Our study has important limitations that should be considered in its interpretation. Firstly, this retrospective data relies on passive surveillance from state and local authorities. Reporting relies on COVID-19 testing, which may not be available to asymptomatic patients. Thus, absolute reported numbers likely underestimate the number of cases, while overestimating the proportion of each group who experienced the outcomes of interest. Similarly, there may be differences between groups attributable to differential access to testing based on race and ethnicity. As compared to U.S. Census data [34], however, our data show overrepresentation of these Hispanic groups, suggesting that these groups may be tested more often than NHW groups. Without geographic data we are unable to assess the built environment associated with these different groups. Further, the available data on comorbidities reported in this data set was limited to a binary variable with low levels of reporting, which does not allow robust analysis of individual comorbidities and leaves room for confounding variables.

There are a large number of missing values in this dataset, likely from incomplete reporting from local authorities. Overall information on missing data is presented in Supplemental Table 3 and risks of missing data for each subgroup and outcome of interest are presented in Supplemental Table 4. Generally HW and HM groups had a proportionally higher number of missing variables for the outcomes of interest, which were higher than that of NHW. HB groups had the highest proportion of missing variables. Given these trends, we are possibly underestimating the true effect of the outcome of interest in these groups given the overrepresentation of unknown values and the poor outcomes noted in the primary analysis. However, it is also possible that these individuals were minimally symptomatic, precluding reporting of the outcomes. The amount of missing data in this dataset points to the need for better tracking of race and ethnicity data at the level of local reporting.
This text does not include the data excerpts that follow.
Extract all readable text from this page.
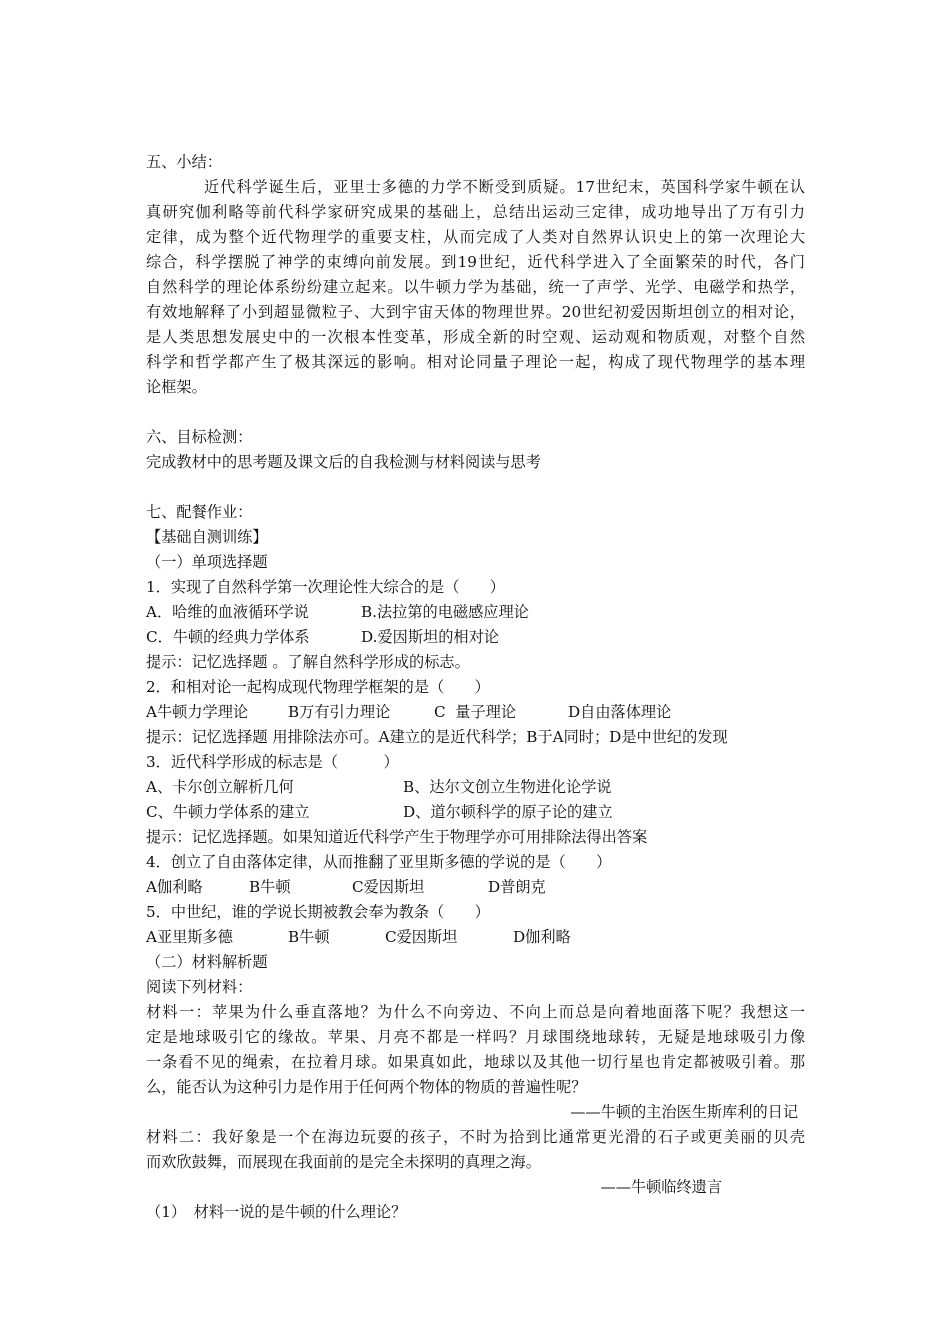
五、小结：
近代科学诞生后，亚里士多德的力学不断受到质疑。17世纪末，英国科学家牛顿在认
真研究伽利略等前代科学家研究成果的基础上，总结出运动三定律，成功地导出了万有引力
定律，成为整个近代物理学的重要支柱，从而完成了人类对自然界认识史上的第一次理论大
综合，科学摆脱了神学的束缚向前发展。到19世纪，近代科学进入了全面繁荣的时代，各门
自然科学的理论体系纷纷建立起来。以牛顿力学为基础，统一了声学、光学、电磁学和热学，
有效地解释了小到超显微粒子、大到宇宙天体的物理世界。20世纪初爱因斯坦创立的相对论，
是人类思想发展史中的一次根本性变革，形成全新的时空观、运动观和物质观，对整个自然
科学和哲学都产生了极其深远的影响。相对论同量子理论一起，构成了现代物理学的基本理
论框架。
六、目标检测：
完成教材中的思考题及课文后的自我检测与材料阅读与思考
七、配餐作业：
【基础自测训练】
（一）单项选择题
1．实现了自然科学第一次理论性大综合的是（　　）
A．哈维的血液循环学说	B.法拉第的电磁感应理论
C．牛顿的经典力学体系	D.爱因斯坦的相对论
提示：记忆选择题 。了解自然科学形成的标志。
2．和相对论一起构成现代物理学框架的是（　　）
A牛顿力学理论	B万有引力理论	C  量子理论	D自由落体理论
提示：记忆选择题 用排除法亦可。A建立的是近代科学；B于A同时；D是中世纪的发现
3．近代科学形成的标志是（　　　）
A、卡尔创立解析几何	B、达尔文创立生物进化论学说
C、牛顿力学体系的建立	D、道尔顿科学的原子论的建立
提示：记忆选择题。如果知道近代科学产生于物理学亦可用排除法得出答案
4．创立了自由落体定律，从而推翻了亚里斯多德的学说的是（　　）
A伽利略	B牛顿	C爱因斯坦	D普朗克
5．中世纪，谁的学说长期被教会奉为教条（　　）
A亚里斯多德	B牛顿	C爱因斯坦	D伽利略
（二）材料解析题
阅读下列材料：
材料一：苹果为什么垂直落地？为什么不向旁边、不向上而总是向着地面落下呢？我想这一
定是地球吸引它的缘故。苹果、月亮不都是一样吗？月球围绕地球转，无疑是地球吸引力像
一条看不见的绳索，在拉着月球。如果真如此，地球以及其他一切行星也肯定都被吸引着。那
么，能否认为这种引力是作用于任何两个物体的物质的普遍性呢？
——牛顿的主治医生斯库利的日记
材料二：我好象是一个在海边玩耍的孩子，不时为拾到比通常更光滑的石子或更美丽的贝壳
而欢欣鼓舞，而展现在我面前的是完全未探明的真理之海。
——牛顿临终遗言
（1）　材料一说的是牛顿的什么理论？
Public Health Implications

This study is among the first to use nationally representative COVID-19 case data to characterize the differential impact of COVID-19 on Hispanic groups within the U.S. Despite missing data due to incomplete reporting from local authorities, our study shows higher odds of hospitalization and death, as well as ICU admissions and mechanical ventilation, among Hispanic groups as compared to NHW. These findings need to be further investigated in the context of geographic and socioeconomic indicators with more complete race and ethnicity tracking in order to elucidate the underlying factors contributing to these disparities. Additionally, the multiplicative impact of Hispanic and Black designation on negative COVID-19-related outcomes warrants further investigation and should be considered when shaping public health initiatives, as interventions targeted broadly to Hispanics may not be sufficient [28]. Overall, this analysis shows that Hispanic communities should not be considered solely in the aggregate, and that each of these Hispanic communities have been impacted more by COVID-19 than non-Hispanic White in the U.S., which should direct further crisis response and policy decision-making.